Falling in love is so surreal. You find yourself doubting so many things and being afraid of things that you were never afraid of before. Afraid it might fall apart. Afraid it might end. The part of you that’s afraid it’s not reciprocated and that you’re alone in it.
But isn’t that what makes it exciting? Closing your eyes and feeling like you have something completely in your heart and soul? Feeling like you understand something to a degree you never thought you might. Losing yourself entirely even when the risks are undeniable. Being in love is more powerful than anything ever felt.
It’s different from lust. I grew from lust into love. I grew from a desperate desire of what I had imagined in my mind into something real and something tangible. Some of those dreams have been dashed, and that’s ok. Lust is always unattainable and unreal. But the love that has settled… the love is something extraordinary. I had always lusted, but never realized I could turn it into love.
I guess it’s all the little things that did it for me.
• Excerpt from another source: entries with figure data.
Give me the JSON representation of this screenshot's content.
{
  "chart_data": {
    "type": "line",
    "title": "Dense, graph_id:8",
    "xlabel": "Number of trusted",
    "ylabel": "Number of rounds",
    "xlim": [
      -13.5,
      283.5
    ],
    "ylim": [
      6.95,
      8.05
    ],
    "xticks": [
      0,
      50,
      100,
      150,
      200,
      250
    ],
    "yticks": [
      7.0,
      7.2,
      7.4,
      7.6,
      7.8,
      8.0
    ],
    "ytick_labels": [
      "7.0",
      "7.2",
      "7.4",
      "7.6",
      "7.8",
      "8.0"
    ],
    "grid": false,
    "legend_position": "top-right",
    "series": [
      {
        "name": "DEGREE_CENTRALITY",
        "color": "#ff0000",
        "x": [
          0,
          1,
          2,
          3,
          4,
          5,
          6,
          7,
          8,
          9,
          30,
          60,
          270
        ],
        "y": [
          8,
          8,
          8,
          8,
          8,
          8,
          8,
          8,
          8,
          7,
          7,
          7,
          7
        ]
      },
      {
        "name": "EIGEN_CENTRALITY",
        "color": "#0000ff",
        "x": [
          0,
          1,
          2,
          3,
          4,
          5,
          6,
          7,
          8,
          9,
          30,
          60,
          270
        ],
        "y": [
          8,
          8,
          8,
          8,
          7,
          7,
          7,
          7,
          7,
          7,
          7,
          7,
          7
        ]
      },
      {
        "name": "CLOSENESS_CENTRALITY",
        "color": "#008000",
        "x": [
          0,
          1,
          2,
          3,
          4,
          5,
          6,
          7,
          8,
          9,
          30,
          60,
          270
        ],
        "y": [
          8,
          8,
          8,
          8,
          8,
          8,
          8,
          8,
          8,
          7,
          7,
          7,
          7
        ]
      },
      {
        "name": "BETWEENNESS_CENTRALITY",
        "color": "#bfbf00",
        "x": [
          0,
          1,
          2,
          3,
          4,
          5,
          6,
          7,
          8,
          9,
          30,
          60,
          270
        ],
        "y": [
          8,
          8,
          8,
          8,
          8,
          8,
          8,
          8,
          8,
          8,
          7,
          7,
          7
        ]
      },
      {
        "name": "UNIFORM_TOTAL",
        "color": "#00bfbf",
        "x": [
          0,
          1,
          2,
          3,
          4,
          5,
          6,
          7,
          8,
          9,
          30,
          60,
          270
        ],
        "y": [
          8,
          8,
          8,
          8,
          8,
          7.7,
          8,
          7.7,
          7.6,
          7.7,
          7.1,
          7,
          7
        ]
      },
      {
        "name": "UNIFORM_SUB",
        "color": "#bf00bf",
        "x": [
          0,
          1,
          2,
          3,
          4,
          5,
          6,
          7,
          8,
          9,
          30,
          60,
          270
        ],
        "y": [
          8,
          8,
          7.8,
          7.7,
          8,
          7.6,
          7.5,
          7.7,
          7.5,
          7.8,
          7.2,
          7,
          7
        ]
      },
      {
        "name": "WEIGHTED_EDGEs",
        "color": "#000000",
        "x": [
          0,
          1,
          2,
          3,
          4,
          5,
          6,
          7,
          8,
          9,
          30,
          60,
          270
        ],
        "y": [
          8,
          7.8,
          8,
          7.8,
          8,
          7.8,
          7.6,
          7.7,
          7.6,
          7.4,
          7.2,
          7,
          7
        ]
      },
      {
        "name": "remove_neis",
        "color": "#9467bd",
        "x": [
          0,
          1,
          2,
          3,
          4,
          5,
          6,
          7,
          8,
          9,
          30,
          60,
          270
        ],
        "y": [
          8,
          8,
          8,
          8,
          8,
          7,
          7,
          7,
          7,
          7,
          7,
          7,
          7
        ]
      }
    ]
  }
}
Being inside Century Link field for the first time. Walking alone to Safeco Field, sitting in the middle of bumfuck nowhere staring at the clear sky on a freezing night, mapping the stars. Working at a prison and seeing the mountains, meeting people I never thought I’d ever know.
To say I love Seattle is an understatement. It was surprised me with the love it has given me. The friendships, the love for others, the true understanding I have for myself and BEING myself. Realizing I love a place and its people is astounding. I am afraid to say it, daily, but I love so many people around me. I do. I want them to know it. I trust and care for them. I love them.
And most of all, I love what this love has done for me. How I’ve grown, realized what I need to keep doing. Keep moving forward and developing as a person. Growing and exploring. Loving the things I do and how I do them.
I am in love with Seattle. I miss some things and I hate some things, but in all… I love Seattle. I love the city and the people. I just… it feels good. It feels right. It feels comfortable and safe in a way Boston never did. I question my choice on whether I even want to go back to Boston. I understand that not knowing where I even want to be is good for me right now. Maybe I’ll stay at the prison forever. Maybe I’ll get a job offer somewhere else tomorrow. Maybe I’ll move all around Washington and the West Coast and end up in Wisconsin. I don’t know.
But what I do know is I’m happy. Despite stress and hell, I am feeling happy. And happiness comes from love. Because I, Alix Seifert, am in love.